The services that managed to stay up and running still face an uphill battle mimicking Google's features without its servers and data to lean on. Right now, none of the major offerings have a workable search function and the ones that are rolling it out, like Feedly and Digg, are saving it for premium (i.e. paying) members. It was an easy trick for Google, which could borrow one of the most sophisticated search engines on earth, but for smaller players, it's an expensive feature to add. Even simple tricks like OPML export are still recent additions, while mobile apps and device syncing are farther out on the horizon. Having rushed to get the readers online before Google's deadline, companies left a lot of features only partially finished.
Of course, there are rewards for the ones that make it through. Some Reader partisans may have given up on RSS after the shutdown, but the majority seem to have migrated to other platforms. In the weeks following the announcement, Feedly saw 3 million Google Reader refugees sign up and Newsblur says it now has 25 times the paid subscriptions it did in March.

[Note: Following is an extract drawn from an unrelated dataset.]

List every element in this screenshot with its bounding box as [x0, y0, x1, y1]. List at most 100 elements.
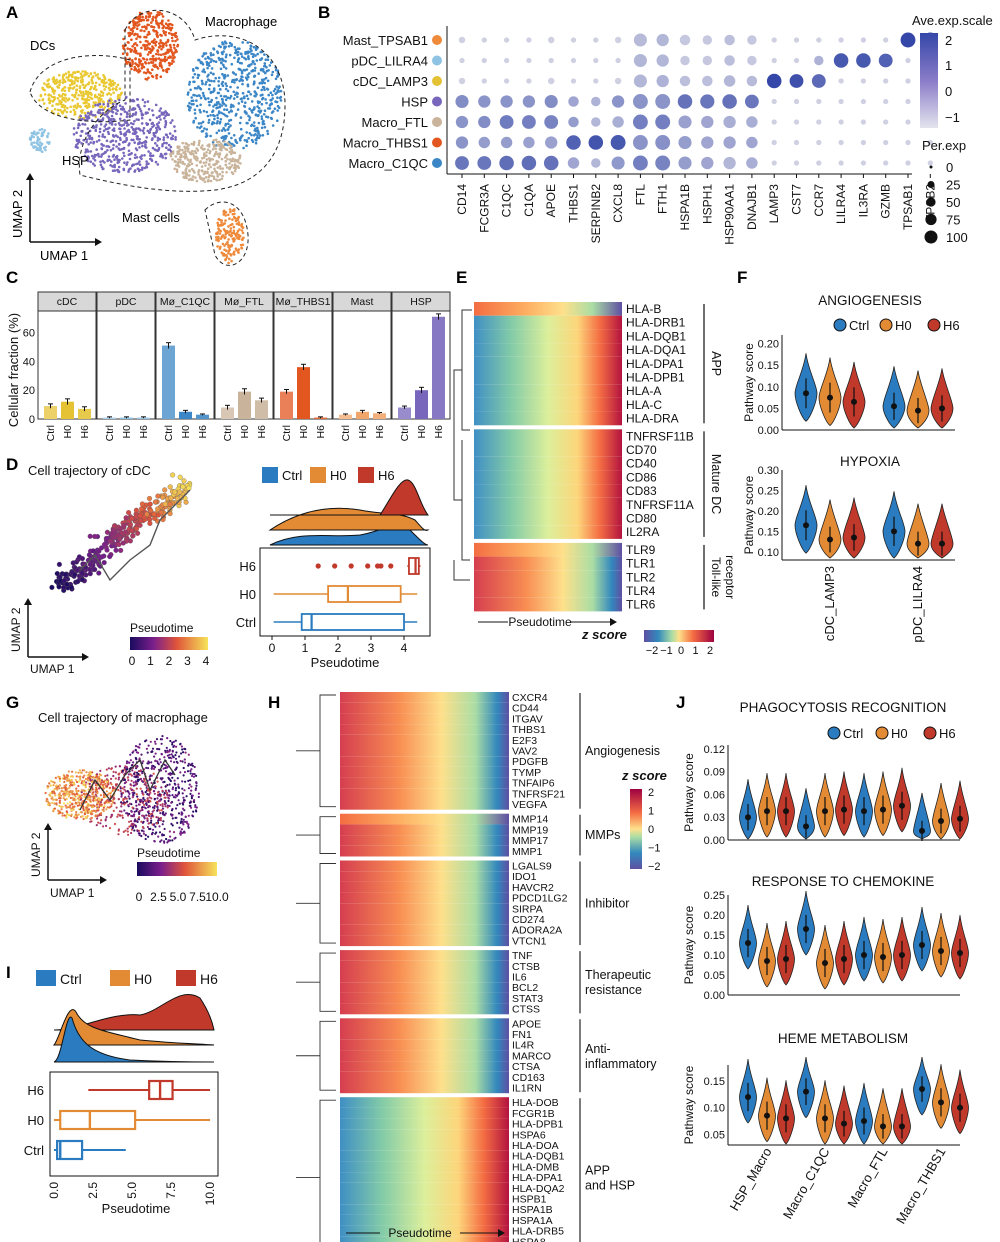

25 times the paid subscriptions it did in March.
For Google, Reader was essentially an afterthought, a way to drive traffic to Google+ and not even worth keeping alive. For Newsblur, RSS is everything, the company's single purpose and sole product — and it's necessarily a paid one. "All of my biggest competitors either have pay accounts or are planning them," Clay told The Verge. "The market growth just isn't there, so charging users is the only way to stay alive."
For Digg, RSS is even more than that. Its reader fits into both Digg.com and Betaworks’ larger strategy for building itself into the content business. General manager Jake Levine describes Digg Reader as a "critical piece of the future for our company." Crawling the internet is hard, but it gives you valuable insight into what people are actually reading. Levine envisions the reader as "the foundation for a suite of personalized news products that adapt to a wide variety of readers." If you're trying to surface interesting content, a dedicated content crawler lets you know what users are reading and what they’re clicking on, which can be extremely valuable data.
Seen that way, the flock of post-Google RSS readers seem less like replacements than evolutions. Reader was great, but Google let it stagnate. It was only ever going to be a side project, something to keep engineers busy while the company expanded its stranglehold on search and tried to force its way into social. Cut loose from the corporate demands of Google, RSS can be more than that. It’s already been a crucial open web standard, and now it can be a paid professional tool along the lines of Photoshop, or an AOL-style portal for experiencing the internet at large. It can be something we haven't even thought of yet. The companies involved are still catching up to Google's feature set, but there's no reason to think they'll stop there. It may be time to stop being sad for the reader that was, and get excited for the reader that's coming.